On July 23, 2012, Tri-County Contractors, Inc. (“Tri-County”) filed a complaint in a federal district court in Mississippi, Case No. 3:12-cv-522, challenging the decision of the U.S. Department of Labor’s Administrative Review Board (“ARB”) to debar it from receiving government contracts for three years due to its alleged failure to comply with the Service Contract Act and fulfill its contract to provide trailers to victims of Hurricane Katrina.
In April 2006, Tri-County was awarded a contract for hauling, deactivation and installation of mobile homes and travel trailers. Later that same year, the Wage and Hour Division of the U.S. Department of Labor (“Wage and Hour Division”) conducted an investigation of Tri-County and found it violated prevailing wage, fringe benefit, and and Contract Work Hours and Safety Standards Act (“CWHSSA”) violations totaling $52,994.42. At the closing conference held at the conclusion of the first investigation in December 2006, a Wage and Hour Division investigator told Tri-County that it must keep accurate records of actual hours worked, pay proper prevailing rates, and pay overtime wages in the future. The Wage and Hour Division conducted a second investigation of Tri-County and again found prevailing wage, fringe benefits, and CWHSSA overtime violations, this time in the amount of $49,015.39, as well as evidence that Tri-County did not keep accurate records of actual hours worked.

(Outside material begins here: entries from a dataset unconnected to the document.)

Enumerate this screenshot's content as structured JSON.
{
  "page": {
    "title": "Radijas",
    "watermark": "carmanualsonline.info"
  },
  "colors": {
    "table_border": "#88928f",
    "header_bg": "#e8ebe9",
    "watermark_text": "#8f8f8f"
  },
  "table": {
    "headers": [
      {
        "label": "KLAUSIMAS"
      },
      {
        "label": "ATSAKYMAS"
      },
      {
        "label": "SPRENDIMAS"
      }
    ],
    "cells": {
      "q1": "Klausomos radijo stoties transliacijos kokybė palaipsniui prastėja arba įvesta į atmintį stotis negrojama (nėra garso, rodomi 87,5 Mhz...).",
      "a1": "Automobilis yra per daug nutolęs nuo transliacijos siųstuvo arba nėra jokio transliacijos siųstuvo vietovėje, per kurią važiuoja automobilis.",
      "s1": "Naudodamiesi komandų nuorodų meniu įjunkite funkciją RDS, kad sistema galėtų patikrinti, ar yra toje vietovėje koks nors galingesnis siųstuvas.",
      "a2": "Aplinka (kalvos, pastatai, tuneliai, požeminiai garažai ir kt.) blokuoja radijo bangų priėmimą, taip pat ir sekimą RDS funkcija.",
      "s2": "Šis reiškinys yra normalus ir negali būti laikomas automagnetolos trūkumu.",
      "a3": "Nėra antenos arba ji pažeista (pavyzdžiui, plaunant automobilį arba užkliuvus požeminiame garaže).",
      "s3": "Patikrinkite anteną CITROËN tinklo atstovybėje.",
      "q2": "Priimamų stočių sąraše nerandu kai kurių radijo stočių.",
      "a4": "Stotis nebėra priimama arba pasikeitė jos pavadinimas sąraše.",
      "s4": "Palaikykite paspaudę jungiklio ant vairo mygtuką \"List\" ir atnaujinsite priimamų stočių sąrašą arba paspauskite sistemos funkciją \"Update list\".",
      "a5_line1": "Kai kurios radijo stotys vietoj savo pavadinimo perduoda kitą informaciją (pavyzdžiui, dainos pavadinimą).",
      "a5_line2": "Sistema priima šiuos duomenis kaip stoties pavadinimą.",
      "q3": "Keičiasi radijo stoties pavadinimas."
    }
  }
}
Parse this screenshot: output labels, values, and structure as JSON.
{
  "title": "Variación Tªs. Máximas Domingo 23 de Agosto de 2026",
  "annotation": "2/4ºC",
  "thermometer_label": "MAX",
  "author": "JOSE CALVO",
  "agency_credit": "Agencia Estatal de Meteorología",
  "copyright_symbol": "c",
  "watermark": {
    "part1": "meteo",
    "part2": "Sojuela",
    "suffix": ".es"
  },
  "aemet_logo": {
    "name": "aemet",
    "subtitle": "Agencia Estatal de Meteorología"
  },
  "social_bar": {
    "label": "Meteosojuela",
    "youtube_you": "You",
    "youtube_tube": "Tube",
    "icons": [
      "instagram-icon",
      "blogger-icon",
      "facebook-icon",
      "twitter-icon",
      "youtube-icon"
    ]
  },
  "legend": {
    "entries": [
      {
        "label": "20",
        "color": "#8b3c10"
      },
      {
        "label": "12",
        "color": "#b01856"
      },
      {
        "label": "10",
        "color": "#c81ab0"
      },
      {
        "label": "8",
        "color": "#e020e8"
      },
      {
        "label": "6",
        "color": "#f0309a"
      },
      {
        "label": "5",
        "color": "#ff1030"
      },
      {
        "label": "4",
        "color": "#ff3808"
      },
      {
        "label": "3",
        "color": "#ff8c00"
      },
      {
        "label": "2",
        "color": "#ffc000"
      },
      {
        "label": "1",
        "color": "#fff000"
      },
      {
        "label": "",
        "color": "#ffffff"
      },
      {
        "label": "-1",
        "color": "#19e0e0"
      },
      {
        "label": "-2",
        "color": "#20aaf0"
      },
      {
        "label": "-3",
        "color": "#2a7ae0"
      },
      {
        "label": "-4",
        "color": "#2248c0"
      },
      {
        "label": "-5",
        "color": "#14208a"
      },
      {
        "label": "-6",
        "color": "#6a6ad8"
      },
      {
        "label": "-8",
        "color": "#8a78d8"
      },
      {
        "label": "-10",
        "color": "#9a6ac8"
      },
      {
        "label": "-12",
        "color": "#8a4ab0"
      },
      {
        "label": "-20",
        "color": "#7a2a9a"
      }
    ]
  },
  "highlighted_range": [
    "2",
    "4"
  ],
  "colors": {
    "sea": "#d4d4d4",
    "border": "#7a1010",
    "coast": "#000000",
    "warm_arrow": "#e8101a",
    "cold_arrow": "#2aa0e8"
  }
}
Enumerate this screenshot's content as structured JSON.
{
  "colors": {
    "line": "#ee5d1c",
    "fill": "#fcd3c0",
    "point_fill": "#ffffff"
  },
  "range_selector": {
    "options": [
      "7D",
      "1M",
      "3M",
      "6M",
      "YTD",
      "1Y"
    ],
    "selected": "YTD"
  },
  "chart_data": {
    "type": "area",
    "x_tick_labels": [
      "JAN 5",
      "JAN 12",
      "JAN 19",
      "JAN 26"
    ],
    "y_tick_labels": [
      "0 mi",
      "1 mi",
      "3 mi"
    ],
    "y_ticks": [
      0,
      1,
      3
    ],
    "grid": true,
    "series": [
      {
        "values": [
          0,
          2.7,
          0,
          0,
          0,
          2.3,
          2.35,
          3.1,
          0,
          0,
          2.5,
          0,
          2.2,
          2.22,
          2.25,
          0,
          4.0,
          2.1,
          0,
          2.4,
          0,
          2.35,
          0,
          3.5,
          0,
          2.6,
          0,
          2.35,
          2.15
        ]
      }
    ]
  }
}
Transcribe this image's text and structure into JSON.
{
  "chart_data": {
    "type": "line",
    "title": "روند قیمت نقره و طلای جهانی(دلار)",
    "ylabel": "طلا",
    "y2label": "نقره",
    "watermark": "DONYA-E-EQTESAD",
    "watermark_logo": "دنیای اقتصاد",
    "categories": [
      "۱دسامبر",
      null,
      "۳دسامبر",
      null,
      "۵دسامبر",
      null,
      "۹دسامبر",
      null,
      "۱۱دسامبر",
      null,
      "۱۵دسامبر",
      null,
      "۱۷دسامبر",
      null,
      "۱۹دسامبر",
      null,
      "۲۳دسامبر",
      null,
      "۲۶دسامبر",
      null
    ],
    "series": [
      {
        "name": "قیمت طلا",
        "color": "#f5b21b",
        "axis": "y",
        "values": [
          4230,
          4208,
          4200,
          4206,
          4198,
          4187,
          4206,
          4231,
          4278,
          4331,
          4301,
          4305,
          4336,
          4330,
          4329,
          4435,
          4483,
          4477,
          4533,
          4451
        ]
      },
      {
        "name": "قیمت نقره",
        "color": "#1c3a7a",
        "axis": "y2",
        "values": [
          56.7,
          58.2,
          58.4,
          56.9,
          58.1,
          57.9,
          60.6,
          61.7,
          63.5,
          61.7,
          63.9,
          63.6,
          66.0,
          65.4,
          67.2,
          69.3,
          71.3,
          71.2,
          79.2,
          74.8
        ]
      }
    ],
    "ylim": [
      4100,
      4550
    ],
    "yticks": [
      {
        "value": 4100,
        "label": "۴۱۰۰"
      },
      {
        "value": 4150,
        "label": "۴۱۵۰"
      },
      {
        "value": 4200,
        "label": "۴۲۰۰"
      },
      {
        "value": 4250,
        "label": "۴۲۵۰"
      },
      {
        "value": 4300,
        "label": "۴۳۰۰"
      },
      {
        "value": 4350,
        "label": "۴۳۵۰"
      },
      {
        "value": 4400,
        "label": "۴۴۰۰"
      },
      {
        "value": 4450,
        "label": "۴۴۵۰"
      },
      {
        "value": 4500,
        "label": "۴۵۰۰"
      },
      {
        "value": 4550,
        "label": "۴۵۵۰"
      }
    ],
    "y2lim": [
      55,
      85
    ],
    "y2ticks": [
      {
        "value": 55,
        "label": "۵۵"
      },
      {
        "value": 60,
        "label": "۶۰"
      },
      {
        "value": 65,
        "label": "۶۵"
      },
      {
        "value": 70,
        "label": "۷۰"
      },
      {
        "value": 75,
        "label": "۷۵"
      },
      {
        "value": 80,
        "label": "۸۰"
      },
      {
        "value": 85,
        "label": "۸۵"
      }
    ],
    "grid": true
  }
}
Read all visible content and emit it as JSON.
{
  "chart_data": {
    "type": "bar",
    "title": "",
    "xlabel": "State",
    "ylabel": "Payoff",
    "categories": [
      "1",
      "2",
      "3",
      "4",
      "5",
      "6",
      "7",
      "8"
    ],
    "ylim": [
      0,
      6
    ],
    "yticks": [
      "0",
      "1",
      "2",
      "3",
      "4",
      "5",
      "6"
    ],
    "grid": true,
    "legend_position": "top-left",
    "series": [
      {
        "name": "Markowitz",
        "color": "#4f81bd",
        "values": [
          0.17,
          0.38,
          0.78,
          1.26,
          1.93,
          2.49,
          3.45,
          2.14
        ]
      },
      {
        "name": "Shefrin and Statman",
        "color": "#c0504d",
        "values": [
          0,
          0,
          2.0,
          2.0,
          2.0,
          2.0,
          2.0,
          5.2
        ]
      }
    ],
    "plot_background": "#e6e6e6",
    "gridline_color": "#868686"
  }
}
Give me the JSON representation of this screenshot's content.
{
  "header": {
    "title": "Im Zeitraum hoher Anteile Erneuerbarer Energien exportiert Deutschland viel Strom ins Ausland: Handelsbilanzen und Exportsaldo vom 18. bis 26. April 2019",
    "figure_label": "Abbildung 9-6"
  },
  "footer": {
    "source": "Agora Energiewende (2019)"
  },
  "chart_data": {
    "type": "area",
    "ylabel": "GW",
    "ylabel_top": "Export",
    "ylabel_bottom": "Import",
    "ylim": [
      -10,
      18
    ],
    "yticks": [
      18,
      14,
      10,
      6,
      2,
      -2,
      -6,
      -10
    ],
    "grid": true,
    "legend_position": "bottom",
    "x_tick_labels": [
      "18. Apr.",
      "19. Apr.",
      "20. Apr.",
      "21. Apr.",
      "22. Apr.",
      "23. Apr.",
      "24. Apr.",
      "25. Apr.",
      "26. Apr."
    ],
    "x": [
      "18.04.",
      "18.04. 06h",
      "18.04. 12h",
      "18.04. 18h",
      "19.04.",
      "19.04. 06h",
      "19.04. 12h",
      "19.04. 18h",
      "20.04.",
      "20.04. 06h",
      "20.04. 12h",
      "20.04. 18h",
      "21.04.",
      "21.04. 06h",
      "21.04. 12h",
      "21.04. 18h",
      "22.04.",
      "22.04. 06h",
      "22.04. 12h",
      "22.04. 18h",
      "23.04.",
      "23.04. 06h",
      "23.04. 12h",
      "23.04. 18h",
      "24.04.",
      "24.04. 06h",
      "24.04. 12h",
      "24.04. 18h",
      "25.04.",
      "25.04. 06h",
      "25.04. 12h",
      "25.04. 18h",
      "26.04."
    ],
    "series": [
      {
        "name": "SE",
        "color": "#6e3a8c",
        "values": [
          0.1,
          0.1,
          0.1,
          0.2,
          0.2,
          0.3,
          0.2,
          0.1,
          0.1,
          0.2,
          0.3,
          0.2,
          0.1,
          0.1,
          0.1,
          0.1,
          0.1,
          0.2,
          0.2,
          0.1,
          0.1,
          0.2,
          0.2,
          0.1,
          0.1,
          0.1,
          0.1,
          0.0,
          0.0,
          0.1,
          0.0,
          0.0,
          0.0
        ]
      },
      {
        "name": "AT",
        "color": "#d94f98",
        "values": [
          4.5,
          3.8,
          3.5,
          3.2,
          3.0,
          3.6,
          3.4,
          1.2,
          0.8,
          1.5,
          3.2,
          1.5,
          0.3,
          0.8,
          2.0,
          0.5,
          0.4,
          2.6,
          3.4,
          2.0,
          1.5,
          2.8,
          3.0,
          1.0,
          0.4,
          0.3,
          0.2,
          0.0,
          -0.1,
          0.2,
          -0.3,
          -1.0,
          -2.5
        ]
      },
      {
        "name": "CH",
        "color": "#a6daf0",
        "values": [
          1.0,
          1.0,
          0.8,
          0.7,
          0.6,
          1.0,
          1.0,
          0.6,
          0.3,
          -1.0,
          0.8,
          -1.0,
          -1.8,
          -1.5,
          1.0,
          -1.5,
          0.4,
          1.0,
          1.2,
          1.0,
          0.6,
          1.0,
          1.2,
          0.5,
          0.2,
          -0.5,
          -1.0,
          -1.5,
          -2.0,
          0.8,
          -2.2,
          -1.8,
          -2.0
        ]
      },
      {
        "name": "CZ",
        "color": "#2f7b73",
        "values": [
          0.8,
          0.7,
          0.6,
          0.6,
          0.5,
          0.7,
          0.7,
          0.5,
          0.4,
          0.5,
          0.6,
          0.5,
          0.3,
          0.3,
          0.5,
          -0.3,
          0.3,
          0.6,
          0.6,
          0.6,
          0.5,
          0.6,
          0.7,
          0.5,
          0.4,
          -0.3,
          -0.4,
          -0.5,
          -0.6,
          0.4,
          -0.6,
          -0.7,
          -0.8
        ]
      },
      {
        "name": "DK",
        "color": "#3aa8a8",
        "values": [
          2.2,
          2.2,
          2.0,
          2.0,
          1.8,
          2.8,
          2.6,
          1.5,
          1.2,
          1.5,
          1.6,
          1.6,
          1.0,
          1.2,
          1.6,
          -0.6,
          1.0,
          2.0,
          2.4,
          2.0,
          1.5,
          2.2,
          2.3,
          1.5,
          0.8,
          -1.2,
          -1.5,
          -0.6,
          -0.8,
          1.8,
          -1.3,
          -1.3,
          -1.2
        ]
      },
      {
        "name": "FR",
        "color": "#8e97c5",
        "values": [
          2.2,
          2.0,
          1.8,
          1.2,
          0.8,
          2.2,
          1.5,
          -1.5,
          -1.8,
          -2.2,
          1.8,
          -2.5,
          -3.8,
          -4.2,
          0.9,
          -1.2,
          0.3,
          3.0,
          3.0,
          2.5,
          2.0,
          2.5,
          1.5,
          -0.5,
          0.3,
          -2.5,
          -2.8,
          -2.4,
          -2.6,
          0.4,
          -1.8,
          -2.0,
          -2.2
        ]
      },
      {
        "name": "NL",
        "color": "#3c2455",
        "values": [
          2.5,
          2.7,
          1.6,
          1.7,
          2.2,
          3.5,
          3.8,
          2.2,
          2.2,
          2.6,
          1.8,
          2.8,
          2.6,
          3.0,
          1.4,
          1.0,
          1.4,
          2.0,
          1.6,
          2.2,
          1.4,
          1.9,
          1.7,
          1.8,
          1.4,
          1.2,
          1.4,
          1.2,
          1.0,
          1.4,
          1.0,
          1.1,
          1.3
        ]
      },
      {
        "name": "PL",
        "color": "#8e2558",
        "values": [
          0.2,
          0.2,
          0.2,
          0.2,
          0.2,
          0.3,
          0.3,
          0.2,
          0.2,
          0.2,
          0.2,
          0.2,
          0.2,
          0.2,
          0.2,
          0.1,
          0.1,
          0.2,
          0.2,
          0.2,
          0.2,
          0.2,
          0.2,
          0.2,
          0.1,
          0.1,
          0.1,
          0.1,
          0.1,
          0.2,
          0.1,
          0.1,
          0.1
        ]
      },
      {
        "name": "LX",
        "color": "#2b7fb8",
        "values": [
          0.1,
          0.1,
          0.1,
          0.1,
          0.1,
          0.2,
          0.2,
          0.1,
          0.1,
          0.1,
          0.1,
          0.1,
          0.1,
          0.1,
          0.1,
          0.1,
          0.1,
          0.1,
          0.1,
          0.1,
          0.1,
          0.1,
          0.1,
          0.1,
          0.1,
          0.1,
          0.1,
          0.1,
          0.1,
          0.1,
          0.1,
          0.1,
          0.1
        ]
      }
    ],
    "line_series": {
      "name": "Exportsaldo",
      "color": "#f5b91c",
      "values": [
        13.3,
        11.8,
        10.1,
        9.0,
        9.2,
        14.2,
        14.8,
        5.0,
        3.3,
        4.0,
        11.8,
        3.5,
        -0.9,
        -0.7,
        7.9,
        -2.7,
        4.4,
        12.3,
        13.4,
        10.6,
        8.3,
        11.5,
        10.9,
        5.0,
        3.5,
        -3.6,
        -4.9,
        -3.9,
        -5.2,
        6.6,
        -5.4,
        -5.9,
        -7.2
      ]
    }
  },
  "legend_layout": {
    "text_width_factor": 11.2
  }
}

In 2008, the Administrator for the Wage and Hour Division of the U.S. Department of Labor (“Administrator”) filed an administrative complaint against Tri-County for violating the prevailing wage and fringe benefit requirements under the Service Contract Act. After a hearing, on February 12, 2009, an administrative law judge (“ALJ”) ordered that Tri-County be debarred for three years because Tri-County failed to prove there were “unusual circumstances” that would preclude the ALJ from ordering debarment. The ALJ noted that the overwhelming evidence supported the conclusion that the repetitive nature of Tri-County’s violations “can be seen as culpable conduct requiring debarment under the Act.” Specifically, the ALJ was persuaded by evidence that the second investigation uncovered the same type of prevailing rate, fringe benefit, recordkeeping, and overtime violations as those uncovered in the first investigation.
Tri-County appealed the ALJ’s decision, and on June 29, 2012, the ARB affirmed to ALJ’s decision. The ARB found that:
while it is true that Tri-County paid the money due its employees, nevertheless, as the ALJ properly noted, the ‘Respondents impeded the second investigation by failing to keep accurate time records and by denying for several months that employees’ hours had been computer-generated when this was in fact the case.’ . . . it is noted that Tri-County had prior violations that were serious in nature, thereby running afoul of the third part of the “unusual circumstances” test.
In Tri-County’s complaint filed on July 23, it argued that the ARB’s decision was arbitrary and capricious, and not supported by substantial evidence because under the SCA there were “unusual circumstances” that would preclude debarment. Whether Tri-County can convince the federal district court to overturn the ARB’s decision is yet to be seen.
Regardless of the outcome, this case demonstrates that it is critical for contractors to “learn from their mistakes,” and avoid repeat violations and failing to cure prior violations. In those circumstances DOL is substantially more likely to seek the relatively rare penalty of debarment against a contractor.